The demands of life and ministry can become intoxicating. Ministers know what it means to be fueled by an adrenaline rush that results from feeling needed and important. Perhaps I am at DFW Airport walking from one gate to the next. My friend sees me and asks where I am going:
“I just spoke at Pepperdine and am on my way to speak in Houston tonight. I’ve got to be back home, tomorrow afternoon for a funeral.”
While this pace may sound exhausting to some, it can also be intoxicating! I may feel important and needed.
The pressures of life and ministry can become intoxicating. There may be no sense of rest, silence or recreation. Instead, we find ourselves thriving on the pressure. I have a sermon to prepare, a meeting in the afternoon, and a family in crisis who just called. A minister may feel exhausted but then resort to more caffeine and more hurry.
The appearance of spirituality can become intoxicating. We can put tremendous energy into creating the illusion that we are spiritual people. We may find ourselves talking about spiritual formation and referring to spiritual formation books, while at the same time paying little attention to Jesus on a daily basis. Yet, it can be intoxicating when others perceive me to be the most spiritual person in the room.

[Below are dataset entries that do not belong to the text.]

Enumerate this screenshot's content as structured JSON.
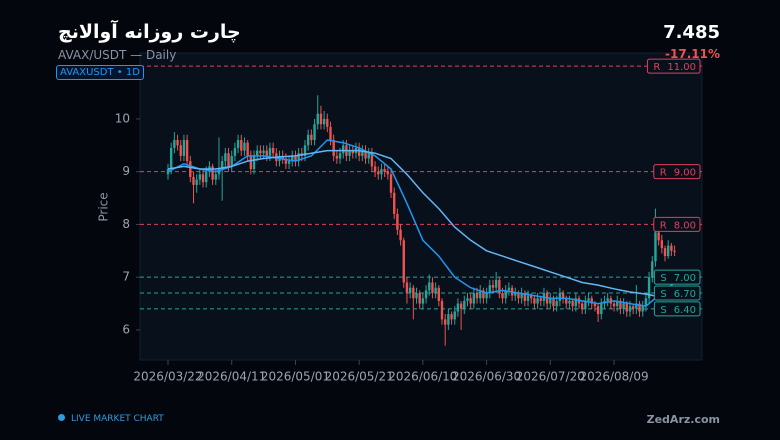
{
  "header": {
    "title": "چارت روزانه آوالانچ",
    "subtitle": "AVAX/USDT — Daily",
    "badge": "AVAXUSDT  •  1D",
    "price": "7.485",
    "change": "-17.11%"
  },
  "footer": {
    "live": "LIVE MARKET CHART",
    "brand": "ZedArz.com"
  },
  "chart_data": {
    "type": "candlestick",
    "y_label": "Price",
    "ylim": [
      5.43,
      11.25
    ],
    "yticks": [
      6,
      7,
      8,
      9,
      10
    ],
    "up_color": "#26a69a",
    "down_color": "#ef5350",
    "xticks": [
      "2026/03/22",
      "2026/04/11",
      "2026/05/01",
      "2026/05/21",
      "2026/06/10",
      "2026/06/30",
      "2026/07/20",
      "2026/08/09"
    ],
    "x": [
      "2026/03/22",
      "2026/03/23",
      "2026/03/24",
      "2026/03/25",
      "2026/03/26",
      "2026/03/27",
      "2026/03/28",
      "2026/03/29",
      "2026/03/30",
      "2026/03/31",
      "2026/04/01",
      "2026/04/02",
      "2026/04/03",
      "2026/04/04",
      "2026/04/05",
      "2026/04/06",
      "2026/04/07",
      "2026/04/08",
      "2026/04/09",
      "2026/04/10",
      "2026/04/11",
      "2026/04/12",
      "2026/04/13",
      "2026/04/14",
      "2026/04/15",
      "2026/04/16",
      "2026/04/17",
      "2026/04/18",
      "2026/04/19",
      "2026/04/20",
      "2026/04/21",
      "2026/04/22",
      "2026/04/23",
      "2026/04/24",
      "2026/04/25",
      "2026/04/26",
      "2026/04/27",
      "2026/04/28",
      "2026/04/29",
      "2026/04/30",
      "2026/05/01",
      "2026/05/02",
      "2026/05/03",
      "2026/05/04",
      "2026/05/05",
      "2026/05/06",
      "2026/05/07",
      "2026/05/08",
      "2026/05/09",
      "2026/05/10",
      "2026/05/11",
      "2026/05/12",
      "2026/05/13",
      "2026/05/14",
      "2026/05/15",
      "2026/05/16",
      "2026/05/17",
      "2026/05/18",
      "2026/05/19",
      "2026/05/20",
      "2026/05/21",
      "2026/05/22",
      "2026/05/23",
      "2026/05/24",
      "2026/05/25",
      "2026/05/26",
      "2026/05/27",
      "2026/05/28",
      "2026/05/29",
      "2026/05/30",
      "2026/05/31",
      "2026/06/01",
      "2026/06/02",
      "2026/06/03",
      "2026/06/04",
      "2026/06/05",
      "2026/06/06",
      "2026/06/07",
      "2026/06/08",
      "2026/06/09",
      "2026/06/10",
      "2026/06/11",
      "2026/06/12",
      "2026/06/13",
      "2026/06/14",
      "2026/06/15",
      "2026/06/16",
      "2026/06/17",
      "2026/06/18",
      "2026/06/19",
      "2026/06/20",
      "2026/06/21",
      "2026/06/22",
      "2026/06/23",
      "2026/06/24",
      "2026/06/25",
      "2026/06/26",
      "2026/06/27",
      "2026/06/28",
      "2026/06/29",
      "2026/06/30",
      "2026/07/01",
      "2026/07/02",
      "2026/07/03",
      "2026/07/04",
      "2026/07/05",
      "2026/07/06",
      "2026/07/07",
      "2026/07/08",
      "2026/07/09",
      "2026/07/10",
      "2026/07/11",
      "2026/07/12",
      "2026/07/13",
      "2026/07/14",
      "2026/07/15",
      "2026/07/16",
      "2026/07/17",
      "2026/07/18",
      "2026/07/19",
      "2026/07/20",
      "2026/07/21",
      "2026/07/22",
      "2026/07/23",
      "2026/07/24",
      "2026/07/25",
      "2026/07/26",
      "2026/07/27",
      "2026/07/28",
      "2026/07/29",
      "2026/07/30",
      "2026/07/31",
      "2026/08/01",
      "2026/08/02",
      "2026/08/03",
      "2026/08/04",
      "2026/08/05",
      "2026/08/06",
      "2026/08/07",
      "2026/08/08",
      "2026/08/09",
      "2026/08/10",
      "2026/08/11",
      "2026/08/12",
      "2026/08/13",
      "2026/08/14",
      "2026/08/15",
      "2026/08/16",
      "2026/08/17",
      "2026/08/18",
      "2026/08/19",
      "2026/08/20",
      "2026/08/21",
      "2026/08/22",
      "2026/08/23",
      "2026/08/24",
      "2026/08/25",
      "2026/08/26",
      "2026/08/27",
      "2026/08/28"
    ],
    "ohlc": [
      [
        8.95,
        9.15,
        8.85,
        9.05
      ],
      [
        9.05,
        9.55,
        8.95,
        9.45
      ],
      [
        9.45,
        9.75,
        9.35,
        9.6
      ],
      [
        9.6,
        9.7,
        9.4,
        9.5
      ],
      [
        9.5,
        9.6,
        9.2,
        9.3
      ],
      [
        9.3,
        9.7,
        9.2,
        9.6
      ],
      [
        9.6,
        9.7,
        9.1,
        9.2
      ],
      [
        9.2,
        9.3,
        8.8,
        8.9
      ],
      [
        8.9,
        9.0,
        8.4,
        8.75
      ],
      [
        8.75,
        8.95,
        8.6,
        8.85
      ],
      [
        8.85,
        9.05,
        8.75,
        8.95
      ],
      [
        8.95,
        9.05,
        8.7,
        8.8
      ],
      [
        8.8,
        9.1,
        8.7,
        9.0
      ],
      [
        9.0,
        9.2,
        8.9,
        9.1
      ],
      [
        9.1,
        9.15,
        8.75,
        8.85
      ],
      [
        8.85,
        9.05,
        8.75,
        8.95
      ],
      [
        8.95,
        9.65,
        8.85,
        9.05
      ],
      [
        9.05,
        9.3,
        8.45,
        9.2
      ],
      [
        9.2,
        9.45,
        9.1,
        9.35
      ],
      [
        9.35,
        9.45,
        9.0,
        9.1
      ],
      [
        9.1,
        9.4,
        9.0,
        9.3
      ],
      [
        9.3,
        9.55,
        9.2,
        9.45
      ],
      [
        9.45,
        9.7,
        9.35,
        9.6
      ],
      [
        9.6,
        9.7,
        9.3,
        9.4
      ],
      [
        9.4,
        9.65,
        9.3,
        9.55
      ],
      [
        9.55,
        9.6,
        9.2,
        9.3
      ],
      [
        9.3,
        9.4,
        8.95,
        9.05
      ],
      [
        9.05,
        9.4,
        8.95,
        9.3
      ],
      [
        9.3,
        9.5,
        9.2,
        9.4
      ],
      [
        9.4,
        9.5,
        9.25,
        9.35
      ],
      [
        9.35,
        9.5,
        9.25,
        9.4
      ],
      [
        9.4,
        9.5,
        9.2,
        9.3
      ],
      [
        9.3,
        9.55,
        9.2,
        9.45
      ],
      [
        9.45,
        9.55,
        9.25,
        9.35
      ],
      [
        9.35,
        9.45,
        9.1,
        9.2
      ],
      [
        9.2,
        9.4,
        9.1,
        9.3
      ],
      [
        9.3,
        9.4,
        9.15,
        9.25
      ],
      [
        9.25,
        9.35,
        9.05,
        9.15
      ],
      [
        9.15,
        9.3,
        9.05,
        9.2
      ],
      [
        9.2,
        9.4,
        9.1,
        9.3
      ],
      [
        9.3,
        9.4,
        9.1,
        9.2
      ],
      [
        9.2,
        9.45,
        9.1,
        9.35
      ],
      [
        9.35,
        9.45,
        9.2,
        9.3
      ],
      [
        9.3,
        9.6,
        9.2,
        9.5
      ],
      [
        9.5,
        9.8,
        9.4,
        9.7
      ],
      [
        9.7,
        9.8,
        9.5,
        9.6
      ],
      [
        9.6,
        10.0,
        9.5,
        9.9
      ],
      [
        9.9,
        10.45,
        9.8,
        10.1
      ],
      [
        10.1,
        10.25,
        9.8,
        9.9
      ],
      [
        9.9,
        10.15,
        9.8,
        10.0
      ],
      [
        10.0,
        10.1,
        9.75,
        9.85
      ],
      [
        9.85,
        9.95,
        9.5,
        9.6
      ],
      [
        9.6,
        9.7,
        9.2,
        9.3
      ],
      [
        9.3,
        9.4,
        9.15,
        9.25
      ],
      [
        9.25,
        9.45,
        9.15,
        9.35
      ],
      [
        9.35,
        9.6,
        9.25,
        9.5
      ],
      [
        9.5,
        9.6,
        9.2,
        9.3
      ],
      [
        9.3,
        9.5,
        9.2,
        9.4
      ],
      [
        9.4,
        9.5,
        9.25,
        9.35
      ],
      [
        9.35,
        9.55,
        9.25,
        9.45
      ],
      [
        9.45,
        9.55,
        9.2,
        9.3
      ],
      [
        9.3,
        9.5,
        9.2,
        9.4
      ],
      [
        9.4,
        9.5,
        9.15,
        9.25
      ],
      [
        9.25,
        9.45,
        9.15,
        9.35
      ],
      [
        9.35,
        9.45,
        9.0,
        9.1
      ],
      [
        9.1,
        9.2,
        8.9,
        9.0
      ],
      [
        9.0,
        9.1,
        8.85,
        8.95
      ],
      [
        8.95,
        9.15,
        8.85,
        9.05
      ],
      [
        9.05,
        9.15,
        8.9,
        9.0
      ],
      [
        9.0,
        9.1,
        8.85,
        8.95
      ],
      [
        8.95,
        9.05,
        8.5,
        8.6
      ],
      [
        8.6,
        8.7,
        8.1,
        8.2
      ],
      [
        8.2,
        8.3,
        7.8,
        7.9
      ],
      [
        7.9,
        8.0,
        7.6,
        7.7
      ],
      [
        7.7,
        7.75,
        6.8,
        6.9
      ],
      [
        6.9,
        7.0,
        6.5,
        6.7
      ],
      [
        6.7,
        6.9,
        6.6,
        6.8
      ],
      [
        6.8,
        6.85,
        6.2,
        6.6
      ],
      [
        6.6,
        6.8,
        6.5,
        6.7
      ],
      [
        6.7,
        6.75,
        6.4,
        6.5
      ],
      [
        6.5,
        6.7,
        6.4,
        6.6
      ],
      [
        6.6,
        6.85,
        6.5,
        6.75
      ],
      [
        6.75,
        7.05,
        6.65,
        6.9
      ],
      [
        6.9,
        7.0,
        6.6,
        6.7
      ],
      [
        6.7,
        6.9,
        6.6,
        6.8
      ],
      [
        6.8,
        6.85,
        6.45,
        6.55
      ],
      [
        6.55,
        6.6,
        6.1,
        6.2
      ],
      [
        6.2,
        6.3,
        5.7,
        6.1
      ],
      [
        6.1,
        6.4,
        6.0,
        6.3
      ],
      [
        6.3,
        6.35,
        6.1,
        6.2
      ],
      [
        6.2,
        6.45,
        6.1,
        6.35
      ],
      [
        6.35,
        6.6,
        6.25,
        6.5
      ],
      [
        6.5,
        6.55,
        6.0,
        6.4
      ],
      [
        6.4,
        6.65,
        6.3,
        6.55
      ],
      [
        6.55,
        6.7,
        6.45,
        6.6
      ],
      [
        6.6,
        6.7,
        6.4,
        6.5
      ],
      [
        6.5,
        6.8,
        6.4,
        6.7
      ],
      [
        6.7,
        6.8,
        6.5,
        6.6
      ],
      [
        6.6,
        6.85,
        6.5,
        6.75
      ],
      [
        6.75,
        6.8,
        6.5,
        6.6
      ],
      [
        6.6,
        6.8,
        6.5,
        6.7
      ],
      [
        6.7,
        6.95,
        6.6,
        6.85
      ],
      [
        6.85,
        6.95,
        6.7,
        6.8
      ],
      [
        6.8,
        7.1,
        6.7,
        6.95
      ],
      [
        6.95,
        7.0,
        6.6,
        6.7
      ],
      [
        6.7,
        6.8,
        6.5,
        6.6
      ],
      [
        6.6,
        6.85,
        6.5,
        6.75
      ],
      [
        6.75,
        6.9,
        6.65,
        6.8
      ],
      [
        6.8,
        6.85,
        6.55,
        6.65
      ],
      [
        6.65,
        6.8,
        6.55,
        6.7
      ],
      [
        6.7,
        6.75,
        6.5,
        6.6
      ],
      [
        6.6,
        6.8,
        6.5,
        6.7
      ],
      [
        6.7,
        6.75,
        6.45,
        6.55
      ],
      [
        6.55,
        6.75,
        6.45,
        6.65
      ],
      [
        6.65,
        6.7,
        6.5,
        6.6
      ],
      [
        6.6,
        6.65,
        6.4,
        6.5
      ],
      [
        6.5,
        6.7,
        6.4,
        6.6
      ],
      [
        6.6,
        6.65,
        6.45,
        6.55
      ],
      [
        6.55,
        6.8,
        6.45,
        6.7
      ],
      [
        6.7,
        6.75,
        6.4,
        6.5
      ],
      [
        6.5,
        6.7,
        6.4,
        6.6
      ],
      [
        6.6,
        6.65,
        6.35,
        6.45
      ],
      [
        6.45,
        6.65,
        6.35,
        6.55
      ],
      [
        6.55,
        6.8,
        6.45,
        6.7
      ],
      [
        6.7,
        6.75,
        6.5,
        6.6
      ],
      [
        6.6,
        6.65,
        6.4,
        6.5
      ],
      [
        6.5,
        6.65,
        6.4,
        6.55
      ],
      [
        6.55,
        6.6,
        6.35,
        6.45
      ],
      [
        6.45,
        6.7,
        6.35,
        6.6
      ],
      [
        6.6,
        6.65,
        6.4,
        6.5
      ],
      [
        6.5,
        6.55,
        6.3,
        6.4
      ],
      [
        6.4,
        6.65,
        6.3,
        6.55
      ],
      [
        6.55,
        6.7,
        6.45,
        6.6
      ],
      [
        6.6,
        6.65,
        6.4,
        6.5
      ],
      [
        6.5,
        6.55,
        6.35,
        6.45
      ],
      [
        6.45,
        6.5,
        6.15,
        6.3
      ],
      [
        6.3,
        6.6,
        6.2,
        6.5
      ],
      [
        6.5,
        6.65,
        6.4,
        6.55
      ],
      [
        6.55,
        6.7,
        6.45,
        6.6
      ],
      [
        6.6,
        6.65,
        6.4,
        6.5
      ],
      [
        6.5,
        6.55,
        6.35,
        6.45
      ],
      [
        6.45,
        6.65,
        6.35,
        6.55
      ],
      [
        6.55,
        6.6,
        6.3,
        6.4
      ],
      [
        6.4,
        6.6,
        6.3,
        6.5
      ],
      [
        6.5,
        6.55,
        6.25,
        6.35
      ],
      [
        6.35,
        6.55,
        6.25,
        6.45
      ],
      [
        6.45,
        6.5,
        6.3,
        6.4
      ],
      [
        6.4,
        6.85,
        6.3,
        6.5
      ],
      [
        6.5,
        6.55,
        6.25,
        6.35
      ],
      [
        6.35,
        6.55,
        6.25,
        6.45
      ],
      [
        6.45,
        6.7,
        6.35,
        6.6
      ],
      [
        6.6,
        7.1,
        6.5,
        7.0
      ],
      [
        7.0,
        7.4,
        6.9,
        7.3
      ],
      [
        7.3,
        8.3,
        7.2,
        7.85
      ],
      [
        7.85,
        7.95,
        7.6,
        7.7
      ],
      [
        7.7,
        7.8,
        7.45,
        7.55
      ],
      [
        7.55,
        7.6,
        7.3,
        7.4
      ],
      [
        7.4,
        7.7,
        7.35,
        7.6
      ],
      [
        7.6,
        7.65,
        7.4,
        7.5
      ],
      [
        7.5,
        7.6,
        7.4,
        7.49
      ]
    ],
    "series": [
      {
        "color": "#2196f3",
        "x": [
          "2026/03/22",
          "2026/03/27",
          "2026/04/01",
          "2026/04/06",
          "2026/04/11",
          "2026/04/16",
          "2026/04/21",
          "2026/04/26",
          "2026/05/01",
          "2026/05/06",
          "2026/05/11",
          "2026/05/16",
          "2026/05/21",
          "2026/05/26",
          "2026/05/31",
          "2026/06/05",
          "2026/06/10",
          "2026/06/15",
          "2026/06/20",
          "2026/06/25",
          "2026/06/30",
          "2026/07/05",
          "2026/07/10",
          "2026/07/15",
          "2026/07/20",
          "2026/07/25",
          "2026/07/30",
          "2026/08/04",
          "2026/08/09",
          "2026/08/14",
          "2026/08/19",
          "2026/08/24",
          "2026/08/28"
        ],
        "values": [
          9.0,
          9.15,
          9.05,
          9.0,
          9.1,
          9.3,
          9.3,
          9.25,
          9.2,
          9.3,
          9.6,
          9.55,
          9.45,
          9.3,
          9.05,
          8.4,
          7.7,
          7.4,
          7.0,
          6.8,
          6.7,
          6.75,
          6.7,
          6.65,
          6.6,
          6.6,
          6.55,
          6.5,
          6.55,
          6.5,
          6.45,
          6.7,
          6.9
        ]
      },
      {
        "color": "#64b5f6",
        "x": [
          "2026/03/22",
          "2026/03/27",
          "2026/04/01",
          "2026/04/06",
          "2026/04/11",
          "2026/04/16",
          "2026/04/21",
          "2026/04/26",
          "2026/05/01",
          "2026/05/06",
          "2026/05/11",
          "2026/05/16",
          "2026/05/21",
          "2026/05/26",
          "2026/05/31",
          "2026/06/05",
          "2026/06/10",
          "2026/06/15",
          "2026/06/20",
          "2026/06/25",
          "2026/06/30",
          "2026/07/05",
          "2026/07/10",
          "2026/07/15",
          "2026/07/20",
          "2026/07/25",
          "2026/07/30",
          "2026/08/04",
          "2026/08/09",
          "2026/08/14",
          "2026/08/19",
          "2026/08/24",
          "2026/08/28"
        ],
        "values": [
          9.05,
          9.1,
          9.05,
          9.05,
          9.1,
          9.2,
          9.25,
          9.28,
          9.3,
          9.35,
          9.4,
          9.4,
          9.4,
          9.35,
          9.25,
          8.95,
          8.6,
          8.3,
          7.95,
          7.7,
          7.5,
          7.4,
          7.3,
          7.2,
          7.1,
          7.0,
          6.9,
          6.85,
          6.78,
          6.72,
          6.68,
          6.62,
          6.72
        ]
      }
    ],
    "levels": [
      {
        "tag": "R",
        "value": 11,
        "label": "11.00",
        "color": "#e0405a"
      },
      {
        "tag": "R",
        "value": 9,
        "label": "9.00",
        "color": "#e0405a"
      },
      {
        "tag": "R",
        "value": 8,
        "label": "8.00",
        "color": "#e0405a"
      },
      {
        "tag": "S",
        "value": 7,
        "label": "7.00",
        "color": "#26a69a"
      },
      {
        "tag": "S",
        "value": 6.7,
        "label": "6.70",
        "color": "#26a69a"
      },
      {
        "tag": "S",
        "value": 6.4,
        "label": "6.40",
        "color": "#26a69a"
      }
    ]
  }
}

This intoxication is deadly.
Could it be that we need to focus on becoming filled with the Spirit and absolutely intoxicated with a passion, love and adoration of God himself!
Remember these words in Ephesians 5:18 (NLT):
Don’t be drunk with wine, because that will ruin your life. Instead, be filled with the Holy Spirit,
A. W. Tozer once said,
What comes into our minds when we think about God is the most important thing about us.
May those of us who are ministers allow God to nourish and water our own parched souls.
May we repent of our idolatry - our dependance on the rush or intoxication of the self, instead of seeking God.
May our minds be filled with the Spirit of God, giving us life, in congregations that desperately need life themselves.
May God help us all.
Etcetera (Listening and Reading Resources)
See this fine article, “When Leaders Fall” by Brian Harris.” Brian served for 17 years as principal of Perth’s Vose Seminary (Perth, Australia). In 2021 he became the founding director of the AVENIR Leadership Institute.
From Faith and Leadership, Mark Gornik has written “Tim Keller’s final seminar” (May 25, 2023).
In Korn Ferry, Mark Royal has written a good article, “5 Ways to Remotivate Yourself.” I like his major points!
See this outstanding article by David Brooks, “Hey, America, Grow Up!” in The New York Times, August 10, 2023.
I serve as Vice President of Harding School of Theology, Memphis, Tennessee.
Every other Monday morning, I publish this “Encouragement Note.” You can subscribe at jimmartin.substack.com. You can also find me on Facebook - @jim.martin or Instagram - @jimmartin.jm. My e-mail address is: jmartin9669@gmail.com. Feel free to write. I would love to hear what is encouraging or helpful. — Jim Martin
Jim, What a tremendous resource you are. Just so encouraging. I am 72 and now retired from full time ministry, but I still preach regularly and still serve as an elder. Your words always resonate. I was especially blessed today with your reminder that we sometimes "thrive on the pressure." Been there and done that. And, my wife and kids ultimately suffered. Beyond that now! But you named it. Thank you, good brother and friend.